January 22nd, 2010 at 10:30 am
Have found Rick’s musings always fascinating and often profound, especially since he is both a first-class folk musician and, without question, among our finest writers (Rick, I think this needs to be said, only because there are more than a few who think that you are a mere dilettante with respect to music.).
January 23rd, 2010 at 6:22 pm
Just wanted to say that I checked this album out via emusic based on this review/interview and really enjoyed it on the first listen. I’ll be running this one around for a while, I think.
January 24th, 2010 at 11:26 pm
“Song writing has such vast possibilities as an art form, but our brains are so bombarded with the normative verse/chorus/bridge form that it becomes difficult to think outside of those limitations.”

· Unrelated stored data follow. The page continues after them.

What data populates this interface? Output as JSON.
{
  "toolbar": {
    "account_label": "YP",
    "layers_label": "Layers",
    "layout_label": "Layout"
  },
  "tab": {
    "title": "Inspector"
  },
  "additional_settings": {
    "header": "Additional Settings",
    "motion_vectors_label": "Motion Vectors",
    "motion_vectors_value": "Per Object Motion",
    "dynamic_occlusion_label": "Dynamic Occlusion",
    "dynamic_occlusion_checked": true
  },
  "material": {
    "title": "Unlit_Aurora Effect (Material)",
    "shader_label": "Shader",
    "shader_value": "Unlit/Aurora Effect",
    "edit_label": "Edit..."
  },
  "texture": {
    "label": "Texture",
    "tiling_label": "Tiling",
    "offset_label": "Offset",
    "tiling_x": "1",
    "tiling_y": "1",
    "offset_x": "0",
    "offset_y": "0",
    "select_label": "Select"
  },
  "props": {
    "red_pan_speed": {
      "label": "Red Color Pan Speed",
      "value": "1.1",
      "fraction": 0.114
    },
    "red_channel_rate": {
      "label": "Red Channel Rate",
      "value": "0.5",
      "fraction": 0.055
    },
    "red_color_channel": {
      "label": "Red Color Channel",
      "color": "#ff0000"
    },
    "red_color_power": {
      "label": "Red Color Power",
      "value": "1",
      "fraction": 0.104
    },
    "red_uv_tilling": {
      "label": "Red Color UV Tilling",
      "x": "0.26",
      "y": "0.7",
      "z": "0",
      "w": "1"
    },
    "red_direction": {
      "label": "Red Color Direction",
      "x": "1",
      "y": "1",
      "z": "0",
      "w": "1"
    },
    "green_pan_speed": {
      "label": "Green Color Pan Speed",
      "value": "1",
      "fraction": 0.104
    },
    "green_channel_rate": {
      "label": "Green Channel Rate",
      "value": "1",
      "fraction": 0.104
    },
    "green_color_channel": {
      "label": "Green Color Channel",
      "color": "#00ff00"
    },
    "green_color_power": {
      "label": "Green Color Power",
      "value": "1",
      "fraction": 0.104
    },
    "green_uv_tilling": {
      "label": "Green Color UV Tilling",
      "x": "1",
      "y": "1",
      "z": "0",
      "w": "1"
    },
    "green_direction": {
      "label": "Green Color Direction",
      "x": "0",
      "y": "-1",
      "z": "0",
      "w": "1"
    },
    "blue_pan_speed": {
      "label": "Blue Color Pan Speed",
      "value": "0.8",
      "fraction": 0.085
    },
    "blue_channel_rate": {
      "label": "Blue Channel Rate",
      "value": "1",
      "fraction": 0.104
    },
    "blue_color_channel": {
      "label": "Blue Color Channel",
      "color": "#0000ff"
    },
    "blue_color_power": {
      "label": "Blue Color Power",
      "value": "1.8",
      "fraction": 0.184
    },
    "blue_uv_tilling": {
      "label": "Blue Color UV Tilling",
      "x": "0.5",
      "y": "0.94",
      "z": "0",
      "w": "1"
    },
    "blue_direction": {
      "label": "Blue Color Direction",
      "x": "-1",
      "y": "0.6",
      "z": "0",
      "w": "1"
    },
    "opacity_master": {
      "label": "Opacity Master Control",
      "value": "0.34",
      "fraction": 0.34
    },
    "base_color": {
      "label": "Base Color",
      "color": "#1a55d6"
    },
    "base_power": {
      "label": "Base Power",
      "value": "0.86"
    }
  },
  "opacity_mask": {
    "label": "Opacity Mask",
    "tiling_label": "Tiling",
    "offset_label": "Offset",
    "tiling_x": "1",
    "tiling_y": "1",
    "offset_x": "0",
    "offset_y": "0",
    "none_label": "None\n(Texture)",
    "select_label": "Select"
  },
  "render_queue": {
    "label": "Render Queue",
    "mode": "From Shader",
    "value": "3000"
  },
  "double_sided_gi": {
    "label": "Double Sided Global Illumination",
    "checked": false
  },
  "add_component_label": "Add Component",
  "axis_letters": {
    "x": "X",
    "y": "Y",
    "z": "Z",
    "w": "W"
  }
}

Totally in agreement. One of the things I like about this album is that the verse/chorus/verse/chorus formula is obviously avoided, but most of the arrangements are tight enough that they don’t feel ‘epic’. Epic is a good thing, but too much of it can be exhausting.
January 25th, 2010 at 6:45 am
I should report, by way of addendum, that I went to the sTickLipS show at Cameo on Friday night, just past. I sort of expected, frankly, that there was no way that this band was going to be a “band,” which is to say there should have been no way that they really thought like a group entity, for being so young and having played out so few times. I assumed, based on the foregoing, that they were a studio creation. I am very pleased to say, therefore, that they were ridiculously tight, capable of turning on a dime, and shockingly confident too. I think maybe you can ONLY be this confident if you have played on the road for ten years, or if you are 21. It is a wholly admirable confidence. They leaned on the numbers from the album that use bass and drums, because now there is a genuine rhythm section, and Jo was a very passionate and moving lead singer. All in all, the live edition was somehow BETTER than the studio edition, because there were no gimmicks really, just some very strong playing, and a real commitment to the songs. I think, even more so now, that this is a band to watch.
July 6th, 2011 at 8:36 pm
A sad follow-up: Jonathan Nocera, Sticklips’ electric guitarist/producer, passed away this week after a long illness. Here’s part of the notice from the band’s Facebook page:
“While Sticklips will never be the same, JP will be with us always as a guiding light and an endless spring of inspiration.
“Our second album, which will be completed this fall, will be a monument to JP’s life and will devoutly follow his final instructions for the future of our music: “Keep it weird.”